3 red flags you should look for before downloading an app

Do you read an app's terms of service agreement before you click to accept or agree? If you don't, you're not alone. Research has shown that very few people actually take the time to read what an app or website is asking them to agree to even when, in the case of one study, participants unknowingly agreed to give the company at hand their future first-born children. The lengthy documents aren't often designed to be understood, other researchers have concluded. 

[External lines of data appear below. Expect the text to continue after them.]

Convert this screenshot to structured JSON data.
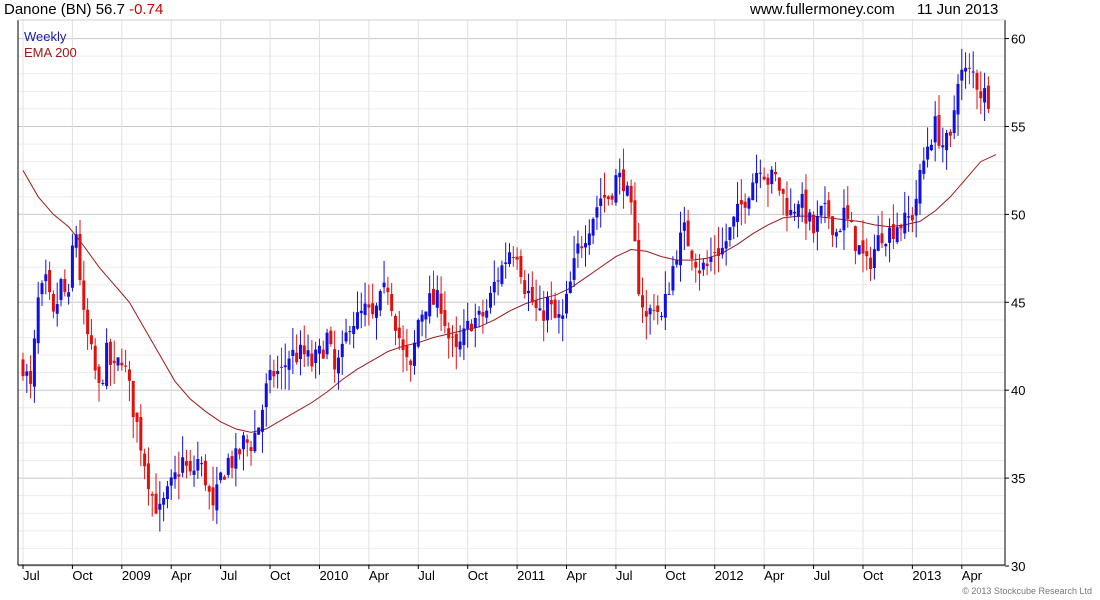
{
  "header": {
    "stock": "Danone (BN)",
    "price": "56.7",
    "change": "-0.74",
    "site": "www.fullermoney.com",
    "date": "11 Jun 2013"
  },
  "legend": {
    "weekly": "Weekly",
    "ema": "EMA 200"
  },
  "copyright": "© 2013 Stockcube Research Ltd",
  "colors": {
    "up": "#1010e0",
    "down": "#e01010",
    "ema": "#9a1a1a",
    "grid": "#cfcfcf",
    "axis": "#888888"
  },
  "chart_data": {
    "type": "candlestick",
    "ylim": [
      30,
      61
    ],
    "yticks": [
      30,
      35,
      40,
      45,
      50,
      55,
      60
    ],
    "xlim": [
      0,
      256
    ],
    "xticks": [
      {
        "label": "Jul",
        "week": 0
      },
      {
        "label": "Oct",
        "week": 13
      },
      {
        "label": "2009",
        "week": 26
      },
      {
        "label": "Apr",
        "week": 39
      },
      {
        "label": "Jul",
        "week": 52
      },
      {
        "label": "Oct",
        "week": 65
      },
      {
        "label": "2010",
        "week": 78
      },
      {
        "label": "Apr",
        "week": 91
      },
      {
        "label": "Jul",
        "week": 104
      },
      {
        "label": "Oct",
        "week": 117
      },
      {
        "label": "2011",
        "week": 130
      },
      {
        "label": "Apr",
        "week": 143
      },
      {
        "label": "Jul",
        "week": 156
      },
      {
        "label": "Oct",
        "week": 169
      },
      {
        "label": "2012",
        "week": 182
      },
      {
        "label": "Apr",
        "week": 195
      },
      {
        "label": "Jul",
        "week": 208
      },
      {
        "label": "Oct",
        "week": 221
      },
      {
        "label": "2013",
        "week": 234
      },
      {
        "label": "Apr",
        "week": 247
      }
    ],
    "close_path": [
      [
        0,
        41.5
      ],
      [
        2,
        40
      ],
      [
        4,
        45
      ],
      [
        6,
        46
      ],
      [
        8,
        44
      ],
      [
        10,
        46
      ],
      [
        12,
        45
      ],
      [
        13,
        48
      ],
      [
        14,
        49
      ],
      [
        16,
        44
      ],
      [
        18,
        42
      ],
      [
        20,
        40
      ],
      [
        22,
        42
      ],
      [
        24,
        41
      ],
      [
        26,
        42
      ],
      [
        28,
        40
      ],
      [
        30,
        38
      ],
      [
        32,
        36
      ],
      [
        34,
        34
      ],
      [
        36,
        33
      ],
      [
        38,
        34
      ],
      [
        40,
        35
      ],
      [
        42,
        36
      ],
      [
        44,
        35
      ],
      [
        46,
        36
      ],
      [
        48,
        35
      ],
      [
        50,
        33
      ],
      [
        52,
        35
      ],
      [
        54,
        36
      ],
      [
        56,
        36
      ],
      [
        58,
        37
      ],
      [
        60,
        37
      ],
      [
        62,
        38
      ],
      [
        64,
        40
      ],
      [
        66,
        41
      ],
      [
        68,
        41
      ],
      [
        70,
        42
      ],
      [
        72,
        42
      ],
      [
        74,
        42
      ],
      [
        76,
        41.5
      ],
      [
        78,
        42
      ],
      [
        80,
        43
      ],
      [
        82,
        41
      ],
      [
        84,
        42
      ],
      [
        86,
        44
      ],
      [
        88,
        44
      ],
      [
        90,
        44.5
      ],
      [
        92,
        44
      ],
      [
        94,
        45
      ],
      [
        96,
        46
      ],
      [
        98,
        44
      ],
      [
        100,
        42
      ],
      [
        102,
        41
      ],
      [
        104,
        44
      ],
      [
        106,
        45
      ],
      [
        108,
        45
      ],
      [
        110,
        45
      ],
      [
        112,
        43
      ],
      [
        114,
        42
      ],
      [
        116,
        43
      ],
      [
        118,
        44
      ],
      [
        120,
        44
      ],
      [
        122,
        44.5
      ],
      [
        124,
        46
      ],
      [
        126,
        47
      ],
      [
        128,
        48
      ],
      [
        130,
        48
      ],
      [
        132,
        46
      ],
      [
        134,
        45
      ],
      [
        136,
        44
      ],
      [
        138,
        45
      ],
      [
        140,
        44
      ],
      [
        142,
        44
      ],
      [
        144,
        46
      ],
      [
        146,
        48
      ],
      [
        148,
        49
      ],
      [
        150,
        50
      ],
      [
        152,
        51
      ],
      [
        154,
        51
      ],
      [
        156,
        52
      ],
      [
        158,
        52
      ],
      [
        160,
        50
      ],
      [
        162,
        46
      ],
      [
        164,
        44
      ],
      [
        166,
        45
      ],
      [
        168,
        44
      ],
      [
        170,
        46
      ],
      [
        172,
        48
      ],
      [
        174,
        49
      ],
      [
        176,
        48
      ],
      [
        178,
        47
      ],
      [
        180,
        47
      ],
      [
        182,
        48
      ],
      [
        184,
        48
      ],
      [
        186,
        49
      ],
      [
        188,
        50
      ],
      [
        190,
        51
      ],
      [
        192,
        52
      ],
      [
        194,
        53
      ],
      [
        196,
        52
      ],
      [
        198,
        52
      ],
      [
        200,
        51
      ],
      [
        202,
        50
      ],
      [
        204,
        51
      ],
      [
        206,
        50
      ],
      [
        208,
        49
      ],
      [
        210,
        50
      ],
      [
        212,
        50
      ],
      [
        214,
        49
      ],
      [
        216,
        50
      ],
      [
        218,
        49
      ],
      [
        220,
        48
      ],
      [
        222,
        47
      ],
      [
        224,
        48
      ],
      [
        226,
        49
      ],
      [
        228,
        49
      ],
      [
        230,
        49.5
      ],
      [
        232,
        49.5
      ],
      [
        234,
        50
      ],
      [
        236,
        52
      ],
      [
        238,
        54
      ],
      [
        240,
        55
      ],
      [
        242,
        54
      ],
      [
        244,
        54
      ],
      [
        245,
        56
      ],
      [
        246,
        58
      ],
      [
        248,
        58
      ],
      [
        250,
        58
      ],
      [
        252,
        57
      ],
      [
        254,
        56.7
      ]
    ],
    "ema_path": [
      [
        0,
        52.5
      ],
      [
        4,
        51
      ],
      [
        8,
        50
      ],
      [
        12,
        49.3
      ],
      [
        16,
        48.2
      ],
      [
        20,
        47
      ],
      [
        24,
        46
      ],
      [
        28,
        45
      ],
      [
        32,
        43.5
      ],
      [
        36,
        42
      ],
      [
        40,
        40.5
      ],
      [
        44,
        39.5
      ],
      [
        48,
        38.8
      ],
      [
        52,
        38.2
      ],
      [
        56,
        37.8
      ],
      [
        60,
        37.6
      ],
      [
        64,
        37.8
      ],
      [
        68,
        38.3
      ],
      [
        72,
        38.8
      ],
      [
        76,
        39.3
      ],
      [
        80,
        39.9
      ],
      [
        84,
        40.6
      ],
      [
        88,
        41.2
      ],
      [
        92,
        41.7
      ],
      [
        96,
        42.2
      ],
      [
        100,
        42.5
      ],
      [
        104,
        42.7
      ],
      [
        108,
        43
      ],
      [
        112,
        43.2
      ],
      [
        116,
        43.4
      ],
      [
        120,
        43.6
      ],
      [
        124,
        44
      ],
      [
        128,
        44.5
      ],
      [
        132,
        44.9
      ],
      [
        136,
        45.2
      ],
      [
        140,
        45.4
      ],
      [
        144,
        45.8
      ],
      [
        148,
        46.4
      ],
      [
        152,
        47
      ],
      [
        156,
        47.6
      ],
      [
        160,
        48
      ],
      [
        164,
        47.9
      ],
      [
        168,
        47.6
      ],
      [
        172,
        47.4
      ],
      [
        176,
        47.4
      ],
      [
        180,
        47.5
      ],
      [
        184,
        47.8
      ],
      [
        188,
        48.3
      ],
      [
        192,
        48.9
      ],
      [
        196,
        49.4
      ],
      [
        200,
        49.8
      ],
      [
        204,
        49.9
      ],
      [
        208,
        49.9
      ],
      [
        212,
        49.8
      ],
      [
        216,
        49.7
      ],
      [
        220,
        49.6
      ],
      [
        224,
        49.4
      ],
      [
        228,
        49.3
      ],
      [
        232,
        49.4
      ],
      [
        236,
        49.6
      ],
      [
        240,
        50.2
      ],
      [
        244,
        51
      ],
      [
        248,
        52
      ],
      [
        252,
        53
      ],
      [
        256,
        53.4
      ]
    ]
  }
}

"The option of reading through the terms of service or privacy policy is not easy. It's not accessible," said Nader Henein, a senior research director and a fellow of information privacy at Gartner. "If you've had lawyers write up the policy, there's a good chance that someone without a law degree and a good half hour of time to dedicate to it will not be able to decipher exactly what it's asking for." 

But don't worry we're here to help. Here are three red flags to look out for before you hit "agree" on privacy policy to download an app or use a service. 

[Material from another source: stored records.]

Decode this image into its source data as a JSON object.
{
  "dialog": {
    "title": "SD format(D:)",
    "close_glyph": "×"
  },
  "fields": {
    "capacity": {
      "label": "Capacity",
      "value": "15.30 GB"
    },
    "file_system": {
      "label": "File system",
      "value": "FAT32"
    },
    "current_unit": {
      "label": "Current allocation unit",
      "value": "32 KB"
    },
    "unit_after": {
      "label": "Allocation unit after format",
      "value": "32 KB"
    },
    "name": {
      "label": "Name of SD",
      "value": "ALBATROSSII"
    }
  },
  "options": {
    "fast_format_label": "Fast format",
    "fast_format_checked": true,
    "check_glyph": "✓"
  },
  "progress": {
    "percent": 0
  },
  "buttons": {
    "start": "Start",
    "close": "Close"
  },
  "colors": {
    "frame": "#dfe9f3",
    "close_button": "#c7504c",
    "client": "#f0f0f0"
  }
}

Red flag No. 1: Complexity 

In legal disputes over privacy policy and terms of service documents, many cases don't make it to litigation because there's no expectation that someone is actually going to read the fine print, Henein said. There's also no expectation that the reader will have the necessary training to understand the policy even if they did read it, he added. 

Apps with complex policies that bury exactly what a person is agreeing to (such as sharing their data with third parties) are disingenuous on the part of the company, and should be avoided, Henein said. 

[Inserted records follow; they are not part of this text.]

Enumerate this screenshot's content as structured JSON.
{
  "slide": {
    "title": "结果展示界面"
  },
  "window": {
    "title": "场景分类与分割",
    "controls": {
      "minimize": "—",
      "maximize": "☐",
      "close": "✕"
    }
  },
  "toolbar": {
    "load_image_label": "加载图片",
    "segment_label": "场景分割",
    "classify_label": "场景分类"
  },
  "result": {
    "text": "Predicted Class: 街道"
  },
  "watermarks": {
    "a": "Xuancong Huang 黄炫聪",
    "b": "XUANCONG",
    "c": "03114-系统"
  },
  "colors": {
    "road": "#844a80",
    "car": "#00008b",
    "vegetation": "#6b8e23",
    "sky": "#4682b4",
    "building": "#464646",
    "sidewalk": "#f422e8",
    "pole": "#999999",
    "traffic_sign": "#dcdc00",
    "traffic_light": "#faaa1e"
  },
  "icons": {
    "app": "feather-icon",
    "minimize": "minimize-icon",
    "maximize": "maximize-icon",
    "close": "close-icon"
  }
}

"If the language is complex, and you read the first paragraph and it makes no sense to the average person, that tells me that the company really hasn't considered people into the equation," Henein said. "You need to be on your guard." 

Red flag No. 2: Implicit agreement

Policies that want an implicit agreement or implicit consent should raise a red flag. This means that you don't actually "give" your consent, but your consent is implied by a certain action or situation. Henein says this would look like terms of service agreement that says "by browsing this webpage you agree to A, B, and C." This type of language isn't enforceable and shouldn't be enforceable, he said.

Red flag No. 3: Data collection and monetization

What a policy agreement says about data collection is another important factor to consider before hitting download, according to Engin Kirda, a professor at Khoury College of Computer Sciences at Northeastern University. Going hand in hand with this is how the app makes money, Kirda said -- particularly if it's free to download. 

Monetizing an app with ads can mean it's providing a better service, but it can also mean that it's profiting from selling your data. But there's a difference between collecting some necessary information to help the app be useful versus collecting lots of information that is sold to third-party advertisers or could potentially be stolen.

Other app warning signs

While it's important to know what's in a policy agreement, there are other red flags you can spot without reading the document, Kirda said. Another major red flag is what permissions an app asks for. For example, a calculator app doesn't need access to your microphone or location. Also, pay attention to whether you can use the app after denying any permissions, he added. Asking for unnecessary permissions can signal nefarious activity like an app having access to your call logs or gathering data from your Wi-Fi connections, for example.